CAR T-Cell Therapy in Pediatric Relapsed/Refractory B-Cell Acute Lymphoblastic Leukaemia: Efficacy, Safety, Mechanisms of Failure, Long-Term Outcomes, and Next-Generation Strategies — A Comprehensive Review (2023–2026)

Background: CD19-directed chimeric antigen receptor (CAR) T-cell therapy has fundamentally transformed the treatment of relapsed/refractory (R/R) pediatric B-cell acute lymphoblastic leukaemia (B-ALL). Despite impressive initial response rates, relapse remains frequent, and long-term durability continues to be a major challenge.

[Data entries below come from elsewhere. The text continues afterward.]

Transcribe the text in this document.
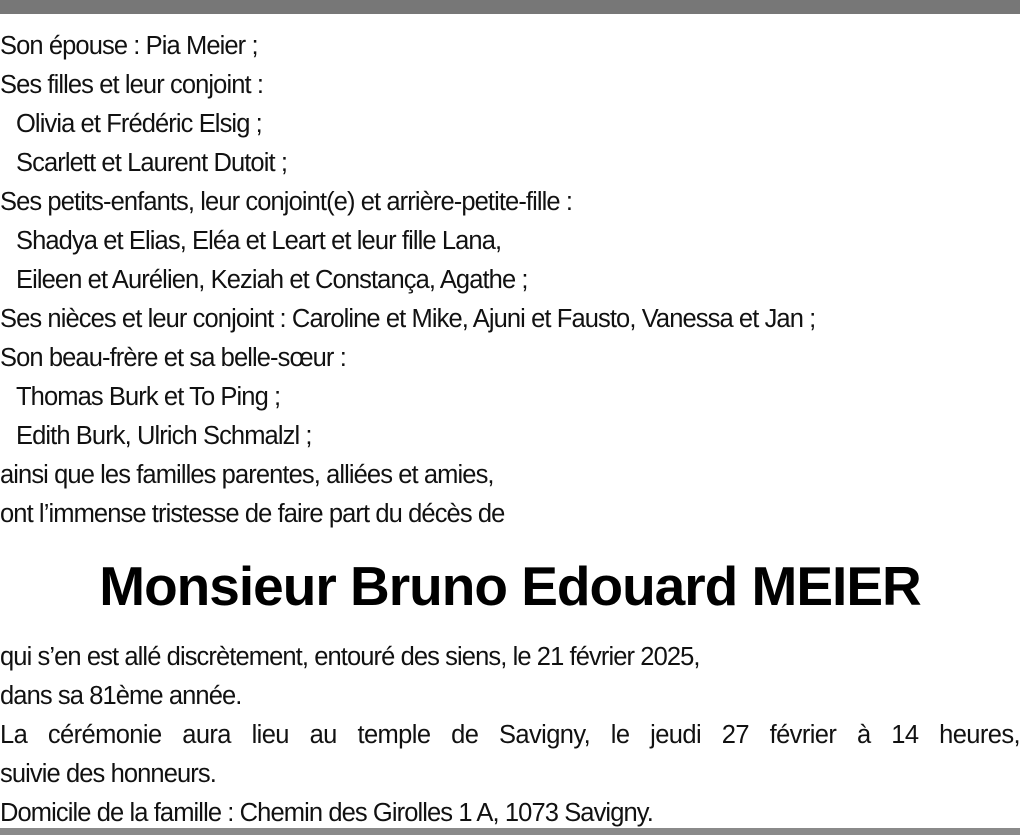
Son épouse : Pia Meier ;
Ses filles et leur conjoint :
Olivia et Frédéric Elsig ;
Scarlett et Laurent Dutoit ;
Ses petits-enfants, leur conjoint(e) et arrière-petite-fille :
Shadya et Elias, Eléa et Leart et leur fille Lana,
Eileen et Aurélien, Keziah et Constança, Agathe ;
Ses nièces et leur conjoint : Caroline et Mike, Ajuni et Fausto, Vanessa et Jan ;
Son beau-frère et sa belle-sœur :
Thomas Burk et To Ping ;
Edith Burk, Ulrich Schmalzl ;
ainsi que les familles parentes, alliées et amies,
ont l’immense tristesse de faire part du décès de
Monsieur Bruno Edouard MEIER
qui s’en est allé discrètement, entouré des siens, le 21 février 2025,
dans sa 81ème année.
La cérémonie aura lieu au temple de Savigny, le jeudi 27 février à 14 heures,
suivie des honneurs.
Domicile de la famille : Chemin des Girolles 1 A, 1073 Savigny.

Objectives: This review synthesises the current evidence — drawn from pivotal clinical trials, real-world registries, systematic reviews, and meta-analyses published between 2023 and 2026 — on four interconnected themes: (1) the clinical efficacy and early safety management of CD19-directed CAR T-cells; (2) the primary mechanisms of treatment failure; (3) long-term outcomes including the role of consolidate haematopoietic stem cell transplantation (HSCT); and (4) next-generation strategies including dual-targeted (CD19/CD22), humanised, and allogeneic constructs.

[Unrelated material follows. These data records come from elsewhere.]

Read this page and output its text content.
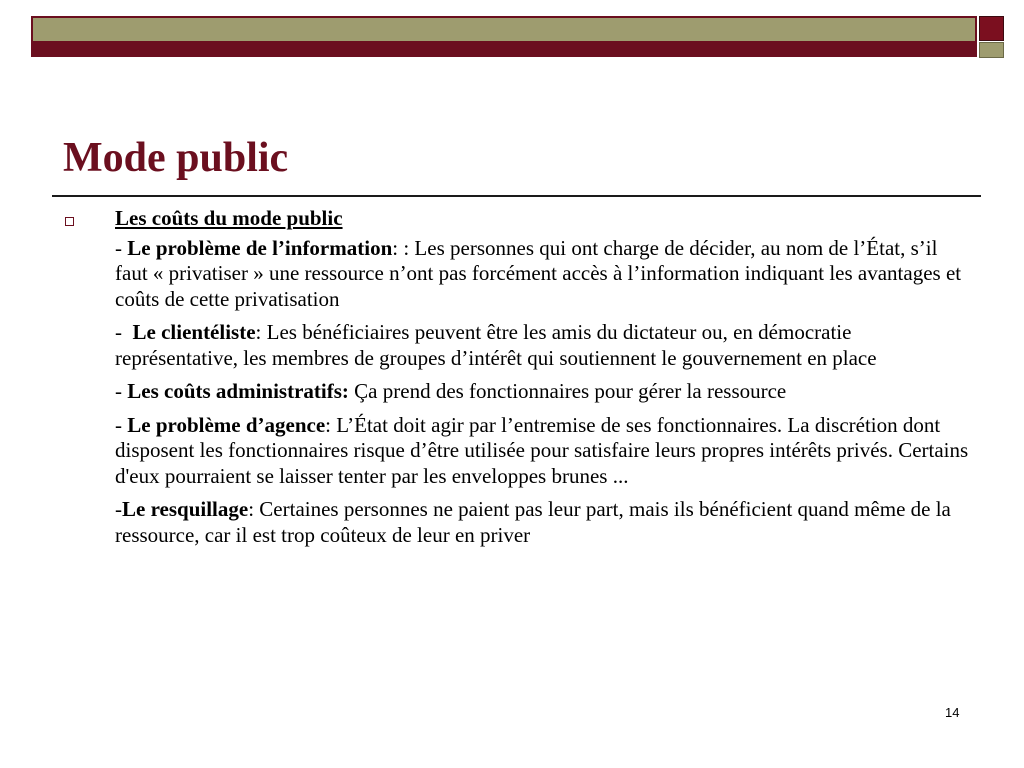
Mode public

Les coûts du mode public

- Le problème de l’information: : Les personnes qui ont charge de décider, au nom de l’État, s’il faut « privatiser » une ressource n’ont pas forcément accès à l’information indiquant les avantages et coûts de cette privatisation

-  Le clientéliste: Les bénéficiaires peuvent être les amis du dictateur ou, en démocratie représentative, les membres de groupes d’intérêt qui soutiennent le gouvernement en place

- Les coûts administratifs: Ça prend des fonctionnaires pour gérer la ressource

- Le problème d’agence: L’État doit agir par l’entremise de ses fonctionnaires. La discrétion dont disposent les fonctionnaires risque d’être utilisée pour satisfaire leurs propres intérêts privés. Certains d'eux pourraient se laisser tenter par les enveloppes brunes ...

-Le resquillage: Certaines personnes ne paient pas leur part, mais ils bénéficient quand même de la ressource, car il est trop coûteux de leur en priver

14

Methods: A structured narrative synthesis was conducted incorporating data from systematic reviews and meta-analyses (Navarro et al., 2026; Wu et al., 2023; Zinzi et al., 2023; Nguyen et al., 2023), pivotal randomised and observational trials (ELIANA, FELIX; Cappell & Kochenderfer, 2023; Saleh et al., 2023; Pasvolsky et al., 2023), real-world registry studies (Bader et al., 2023; Baguet et al., 2023), retrospective cohort analyses, and preclinical/early-phase studies covering next-generation constructs. A total of 90+ unique papers were considered across all review modules.

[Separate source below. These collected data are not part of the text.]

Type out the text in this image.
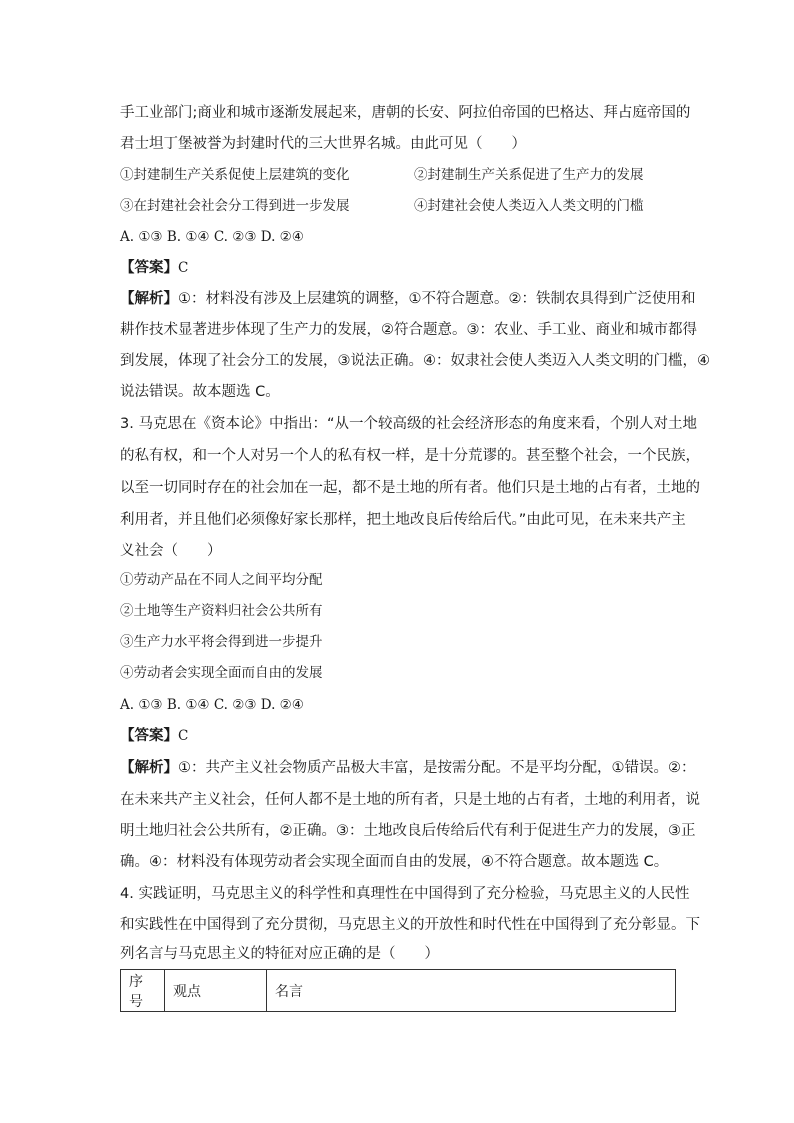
手工业部门;商业和城市逐渐发展起来，唐朝的长安、阿拉伯帝国的巴格达、拜占庭帝国的
君士坦丁堡被誉为封建时代的三大世界名城。由此可见（　　）
①封建制生产关系促使上层建筑的变化	②封建制生产关系促进了生产力的发展
③在封建社会社会分工得到进一步发展	④封建社会使人类迈入人类文明的门槛
A. ①③ B. ①④ C. ②③ D. ②④
【答案】C
【解析】①：材料没有涉及上层建筑的调整，①不符合题意。②：铁制农具得到广泛使用和
耕作技术显著进步体现了生产力的发展，②符合题意。③：农业、手工业、商业和城市都得
到发展，体现了社会分工的发展，③说法正确。④：奴隶社会使人类迈入人类文明的门槛，④
说法错误。故本题选 C。
3. 马克思在《资本论》中指出：“从一个较高级的社会经济形态的角度来看，个别人对土地
的私有权，和一个人对另一个人的私有权一样，是十分荒谬的。甚至整个社会，一个民族，
以至一切同时存在的社会加在一起，都不是土地的所有者。他们只是土地的占有者，土地的
利用者，并且他们必须像好家长那样，把土地改良后传给后代。”由此可见，在未来共产主
义社会（　　）
①劳动产品在不同人之间平均分配
②土地等生产资料归社会公共所有
③生产力水平将会得到进一步提升
④劳动者会实现全面而自由的发展
A. ①③ B. ①④ C. ②③ D. ②④
【答案】C
【解析】①：共产主义社会物质产品极大丰富，是按需分配。不是平均分配，①错误。②：
在未来共产主义社会，任何人都不是土地的所有者，只是土地的占有者，土地的利用者，说
明土地归社会公共所有，②正确。③：土地改良后传给后代有利于促进生产力的发展，③正
确。④：材料没有体现劳动者会实现全面而自由的发展，④不符合题意。故本题选 C。
4. 实践证明，马克思主义的科学性和真理性在中国得到了充分检验，马克思主义的人民性
和实践性在中国得到了充分贯彻，马克思主义的开放性和时代性在中国得到了充分彰显。下
列名言与马克思主义的特征对应正确的是（　　）
序号	观点	名言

Results: CD19-directed CAR T-cells consistently achieve complete remission (CR) and MRD-negativity rates exceeding 80–86%, with 1-year overall survival (OS) of 72–77%. Grade ≥3 cytokine release syndrome (CRS) and neurotoxicity (ICANS) occur in 7–21% of patients and are substantially mitigated by early tocilizumab and corticosteroid intervention. Both CD19-negative antigen escape and CD19-positive persistence failures drive relapse. Consolidative allogeneic HSCT after MRD-negative CR improves 3-year OS to 58–76% versus <40% without transplant. Next-generation dual-targeted (CD19/CD22) constructs reduce antigen escape, while humanized scFv domains improve persistence; allogeneic products offer scalability but face persistence and immune-compatibility challenges.

Conclusions: Next-generation CAR T platforms are progressively addressing the key limitations of first-generation products, but significant research gaps remain — particularly regarding long-term durability, head-to-head comparisons, and biomarker-guided patient stratification.